St Michael’s clock tower was eerily quiet as night had draped over the sky, far from the bustling streets of downtown Raccoon City. There were no hordes of monsters to speak of around the plaza, only the soothing murmur of the river. If he paid attention, he could almost pick out the weak ringing of the bell, as the breeze gently swayed it. Despite the broken notes, the undead echoes were a constant reminder that this was a battlefield—and he was here to do his job.
Perched above the portcullis, concealed by the shadows cast from the lamps and the old building, Nicholai patiently waited. He had followed the creature’s steps once he had hopped off the train safely, having fixed his sights on it as it ambled aimlessly through the subway tunnels after the explosion. A few times he had believed it to be dead, but Project Nemesis seemed as resilient as his client had let on.
From his vantage point, he scoured the area. Nothing, until a deranged growl roared into the night, interrupting the peaceful silence. It was close by. If it still wandered the underground maze, it could only mean she was around too.
Nicholai hoped so, and his lips tugged at the corners in the semblance of a smirk.
She scrapped for her life instinctevely; Nicholai had to concede that. Her reflexes were pointed, stepping out of the now mutated creature’s claws as it jumped onto her with all its weight. Despite his focus on how Project Nemesis had changed and evolved upon contact with her, Nicholai found himself studying with increasing interest the way she fought back.
The young girl from the dossier photo had appeared juvenile and inconsequential; nothing like a member of a special force team. Her hesitation to shoot that stupid kid, Murphy, on sight only proved his suspicions—this woman was not cut for the job, compassion and fear pouring out of her like a fountain.

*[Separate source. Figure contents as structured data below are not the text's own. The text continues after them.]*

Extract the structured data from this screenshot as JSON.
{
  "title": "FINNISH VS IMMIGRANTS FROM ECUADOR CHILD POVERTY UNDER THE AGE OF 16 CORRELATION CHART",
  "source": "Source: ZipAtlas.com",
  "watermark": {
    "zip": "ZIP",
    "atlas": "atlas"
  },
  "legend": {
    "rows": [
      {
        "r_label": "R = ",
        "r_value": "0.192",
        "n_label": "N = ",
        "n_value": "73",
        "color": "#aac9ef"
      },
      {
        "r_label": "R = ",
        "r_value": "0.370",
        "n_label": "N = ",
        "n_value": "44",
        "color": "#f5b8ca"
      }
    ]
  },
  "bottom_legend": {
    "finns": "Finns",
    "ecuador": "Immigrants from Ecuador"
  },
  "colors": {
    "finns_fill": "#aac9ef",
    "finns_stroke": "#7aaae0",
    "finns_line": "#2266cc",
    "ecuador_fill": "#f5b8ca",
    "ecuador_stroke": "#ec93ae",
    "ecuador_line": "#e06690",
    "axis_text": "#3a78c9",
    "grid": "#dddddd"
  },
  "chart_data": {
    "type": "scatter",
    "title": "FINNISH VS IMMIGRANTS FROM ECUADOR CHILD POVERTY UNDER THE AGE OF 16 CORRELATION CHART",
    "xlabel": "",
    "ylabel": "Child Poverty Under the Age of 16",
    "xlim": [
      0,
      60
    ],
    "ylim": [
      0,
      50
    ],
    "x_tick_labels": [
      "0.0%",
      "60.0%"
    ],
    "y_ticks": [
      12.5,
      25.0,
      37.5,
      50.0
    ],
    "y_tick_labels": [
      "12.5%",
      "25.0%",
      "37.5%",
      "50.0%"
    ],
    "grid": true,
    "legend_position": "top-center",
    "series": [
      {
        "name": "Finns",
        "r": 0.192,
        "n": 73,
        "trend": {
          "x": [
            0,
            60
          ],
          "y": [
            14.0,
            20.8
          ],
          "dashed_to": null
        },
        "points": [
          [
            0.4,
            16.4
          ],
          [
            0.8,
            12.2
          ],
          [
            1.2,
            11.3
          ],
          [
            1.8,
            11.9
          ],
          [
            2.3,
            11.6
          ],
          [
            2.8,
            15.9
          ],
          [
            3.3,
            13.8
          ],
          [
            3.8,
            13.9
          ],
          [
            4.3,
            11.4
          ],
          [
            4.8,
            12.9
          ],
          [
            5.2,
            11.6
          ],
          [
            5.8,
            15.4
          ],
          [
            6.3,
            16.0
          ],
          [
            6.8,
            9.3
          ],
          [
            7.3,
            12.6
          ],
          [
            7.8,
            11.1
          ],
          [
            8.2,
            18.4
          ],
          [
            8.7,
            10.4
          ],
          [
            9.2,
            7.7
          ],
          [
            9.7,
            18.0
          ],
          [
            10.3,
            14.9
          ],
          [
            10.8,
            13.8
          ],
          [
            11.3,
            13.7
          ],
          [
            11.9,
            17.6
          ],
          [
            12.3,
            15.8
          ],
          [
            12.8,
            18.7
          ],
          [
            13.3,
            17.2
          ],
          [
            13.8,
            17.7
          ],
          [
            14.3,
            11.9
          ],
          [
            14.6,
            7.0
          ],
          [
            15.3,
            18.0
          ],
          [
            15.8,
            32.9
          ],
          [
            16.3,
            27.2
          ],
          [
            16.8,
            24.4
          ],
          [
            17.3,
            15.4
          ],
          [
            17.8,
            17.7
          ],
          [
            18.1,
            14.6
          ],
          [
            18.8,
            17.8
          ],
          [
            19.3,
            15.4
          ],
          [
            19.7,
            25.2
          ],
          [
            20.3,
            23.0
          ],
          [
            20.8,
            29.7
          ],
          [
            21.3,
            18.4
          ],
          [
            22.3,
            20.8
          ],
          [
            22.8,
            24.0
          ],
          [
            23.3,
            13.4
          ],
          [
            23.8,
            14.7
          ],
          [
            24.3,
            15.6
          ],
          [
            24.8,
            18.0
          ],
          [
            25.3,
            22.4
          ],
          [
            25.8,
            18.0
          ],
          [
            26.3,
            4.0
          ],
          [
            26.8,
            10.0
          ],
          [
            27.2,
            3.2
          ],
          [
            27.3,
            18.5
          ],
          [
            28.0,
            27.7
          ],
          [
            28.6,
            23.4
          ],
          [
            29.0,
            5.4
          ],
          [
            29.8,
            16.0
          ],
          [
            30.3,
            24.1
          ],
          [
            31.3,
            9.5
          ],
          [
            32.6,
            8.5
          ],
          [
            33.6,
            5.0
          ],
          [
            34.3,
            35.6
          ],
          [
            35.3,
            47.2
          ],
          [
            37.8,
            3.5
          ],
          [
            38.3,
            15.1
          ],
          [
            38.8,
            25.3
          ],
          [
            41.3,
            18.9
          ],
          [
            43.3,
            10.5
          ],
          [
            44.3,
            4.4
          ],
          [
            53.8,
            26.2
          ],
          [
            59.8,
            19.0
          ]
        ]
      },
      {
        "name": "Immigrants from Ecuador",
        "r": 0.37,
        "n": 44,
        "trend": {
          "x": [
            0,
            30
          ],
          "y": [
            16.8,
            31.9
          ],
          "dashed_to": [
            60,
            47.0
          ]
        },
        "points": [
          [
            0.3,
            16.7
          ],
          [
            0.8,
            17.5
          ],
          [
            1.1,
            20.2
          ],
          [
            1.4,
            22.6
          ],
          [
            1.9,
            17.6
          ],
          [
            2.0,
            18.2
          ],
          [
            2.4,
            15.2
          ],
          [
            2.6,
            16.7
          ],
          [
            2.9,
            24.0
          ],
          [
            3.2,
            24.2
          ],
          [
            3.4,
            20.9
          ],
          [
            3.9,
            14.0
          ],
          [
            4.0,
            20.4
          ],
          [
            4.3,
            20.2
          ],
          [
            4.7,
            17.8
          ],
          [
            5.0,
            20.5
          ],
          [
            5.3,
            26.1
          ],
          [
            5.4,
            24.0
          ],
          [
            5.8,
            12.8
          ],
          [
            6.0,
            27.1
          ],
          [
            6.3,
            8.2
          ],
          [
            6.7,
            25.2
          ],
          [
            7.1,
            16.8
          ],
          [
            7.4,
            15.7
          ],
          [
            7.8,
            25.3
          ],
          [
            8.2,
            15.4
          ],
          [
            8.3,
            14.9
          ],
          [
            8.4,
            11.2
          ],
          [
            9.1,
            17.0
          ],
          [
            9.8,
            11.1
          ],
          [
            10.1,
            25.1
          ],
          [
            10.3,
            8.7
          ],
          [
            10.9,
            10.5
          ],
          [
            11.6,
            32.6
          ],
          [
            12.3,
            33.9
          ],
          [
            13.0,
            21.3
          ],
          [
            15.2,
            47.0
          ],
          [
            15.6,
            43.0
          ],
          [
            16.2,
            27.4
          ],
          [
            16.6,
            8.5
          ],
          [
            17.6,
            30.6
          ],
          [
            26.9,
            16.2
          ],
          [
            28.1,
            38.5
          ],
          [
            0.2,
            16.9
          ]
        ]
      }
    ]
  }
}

She was a liability who would only prove useful once the bioweapon accomplished his mission.
Yet, as he watched dutifully the fight in the plaza, Nicholai considered that his assumptions may have been too hasty: she kicked back at the creature with raw, unbridled anger. She trotted around the plaza, crawled on the pavement, ducked down every time one claw or tentacle threatened to grab her; her movements spoke in brute force, like a caged animal who would retaliate with violence. Even from a distance, the injuries and scratches in her skin were noticeable, but she pushed forward like she had lost the ability to sense pain, her features twisted in a grimace as she shot grenade after grenade at the four-legged thing dripping blood and churned scraps of flesh.
She didn’t look so soft and fragile now, bathed in blood and viscera, lit up like a bonfire that grew taller and taller—and he found himself shifting his thoughts from analytical combat analysis to admiring her prime example of tenacity and fearlessness.
A sight to behold.
When Nicholai glanced to the side again, the spasms had stopped. He continued his task meticulously, extracting the tissue sample from Project Nemesis and securing it in a small metallic canister as per orders, but his eyes wandered towards her. The thorn-like spur protruded from her left arm like a lance, traces of foam gathered around her mouth. The complexion of her skin paled by the minute, as if life withdrew out of her with every short breath she gasped.
After collecting the sample, Nicholai stood up and walked to the gate. He made a mental note of every physical change he had noticed, timing them with precision.
He had come expecting to salvage more data on the creature, and here she had offered him a golden opportunity—first-hand information on the infection process for Project Nemesis’ distinct strain. An excellent addition, and he was sure he could press for an extra million just for this. Maybe more if he managed to make both his clients bid for it.
Climbing up the barricade of crushed police cars on his left, Nicholai sauntered around the portcullis and surrounded it until he found himself in the opposite entrance. Her body came closer into view, clearly distinguishable despite the dim light. At this distance, Nicholai noticed her condition was probably worse than he had deemed. Drool fell from her mouth, eyes rolled back and half shut; some of her muscles still twitched, while her chest went up and down erratically, like a fish out of water. Knelt beside her, Nicholai seized her chin and shifted her head sideways, checking for any noteworthy alterations. As he studied her features, he realised he felt—what would the word be? Disappointed.
Perhaps that she was about to die already, becoming a witness of how her strength was abandoning every bone in her body, rendered motionless at last by the creature. She might wake up in a couple of hours like a zombie, and he would put a bullet to her brain then. It still had a bitter aftertaste. Such a striking contrast from minutes ago, when she had been alive with rage and fire in her eyes. It made his job easier, no doubt—but less exciting, too.
His fingers wandered inside one of his front pockets, picking up a hollow syringe. He poked the needle in her upper arm, the empty canister filling up with dark red blood. After placing it safely along with Project Nemesis’ sample, Nicholai stood up once again and leaned against the portcullis’ wall. Quickly, he checked his watch before fixing his eyes on her once again. His lips quirked up in a lopsided grin.
In any case, money wouldn’t be the only reward from tonight, he thought—he’d keep the memory too.